Le recours est admis et la décision du 19 novembre 2007 annulée.
A._______ a droit à une demi-rente d'invalidité après le 1er janvier
2008.
2.
Il n'est pas perçu de frais de procédure. L'avance de frais de Fr. 300.-
versée par A._______ au cours de l'instruction lui est remboursée.
3.
Il n'est pas alloué de dépens.
4.
Le présent arrêt est adressé :
- au recourant (Recommandé + AR)
- à l'autorité inférieure (n° de réf. _______)

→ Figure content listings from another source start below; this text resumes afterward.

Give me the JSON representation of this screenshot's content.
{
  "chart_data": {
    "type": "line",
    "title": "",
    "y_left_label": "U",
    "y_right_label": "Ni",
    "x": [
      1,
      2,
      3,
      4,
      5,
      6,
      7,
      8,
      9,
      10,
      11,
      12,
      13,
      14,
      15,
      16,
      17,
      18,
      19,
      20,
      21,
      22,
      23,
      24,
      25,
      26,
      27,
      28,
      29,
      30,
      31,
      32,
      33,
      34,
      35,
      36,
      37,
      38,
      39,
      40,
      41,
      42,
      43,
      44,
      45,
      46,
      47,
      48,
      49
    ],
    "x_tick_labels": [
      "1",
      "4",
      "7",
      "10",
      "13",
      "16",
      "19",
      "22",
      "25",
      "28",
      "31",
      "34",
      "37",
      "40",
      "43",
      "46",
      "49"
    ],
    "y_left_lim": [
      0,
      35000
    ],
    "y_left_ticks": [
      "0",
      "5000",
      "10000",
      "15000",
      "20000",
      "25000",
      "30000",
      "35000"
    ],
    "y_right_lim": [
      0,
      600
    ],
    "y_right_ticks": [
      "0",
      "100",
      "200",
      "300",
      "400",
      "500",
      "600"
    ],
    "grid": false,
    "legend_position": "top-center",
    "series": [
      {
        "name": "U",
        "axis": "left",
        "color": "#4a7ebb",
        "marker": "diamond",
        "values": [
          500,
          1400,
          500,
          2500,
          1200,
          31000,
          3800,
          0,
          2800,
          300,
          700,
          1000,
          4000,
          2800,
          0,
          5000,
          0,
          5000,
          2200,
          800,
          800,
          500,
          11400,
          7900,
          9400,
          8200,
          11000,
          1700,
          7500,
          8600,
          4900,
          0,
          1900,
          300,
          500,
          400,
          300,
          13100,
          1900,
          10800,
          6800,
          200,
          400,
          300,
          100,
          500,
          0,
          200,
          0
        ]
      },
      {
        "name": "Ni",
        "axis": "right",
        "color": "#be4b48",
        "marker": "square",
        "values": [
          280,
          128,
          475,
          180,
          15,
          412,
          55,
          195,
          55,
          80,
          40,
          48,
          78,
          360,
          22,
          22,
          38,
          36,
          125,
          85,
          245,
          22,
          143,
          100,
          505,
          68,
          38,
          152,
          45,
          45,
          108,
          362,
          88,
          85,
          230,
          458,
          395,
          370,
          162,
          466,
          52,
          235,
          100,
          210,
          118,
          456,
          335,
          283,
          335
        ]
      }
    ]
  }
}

- à l'Office fédéral des assurances sociales
Le président du collège : Le greffier :
Francesco Parrino Yann Hofmann
Indication des voies de droit :
La présente décision peut être attaquée devant le Tribunal fédéral,
Schweizerhofquai 6, 6004 Lucerne, par la voie du recours en matière
de droit public, dans les trente jours qui suivent la notification
(art. 82 ss, 90 ss et 100 de la loi du 17 juin 2005 sur le Tribunal fédéral
[LTF, RS 173.110]). Le mémoire doit indiquer les conclusions, les
motifs et les moyens de preuve, et être signé. La décision attaquée et
les moyens de preuve doivent être joints au mémoire, pour autant
qu'ils soient en mains de la partie recourante (voir art. 42 LTF).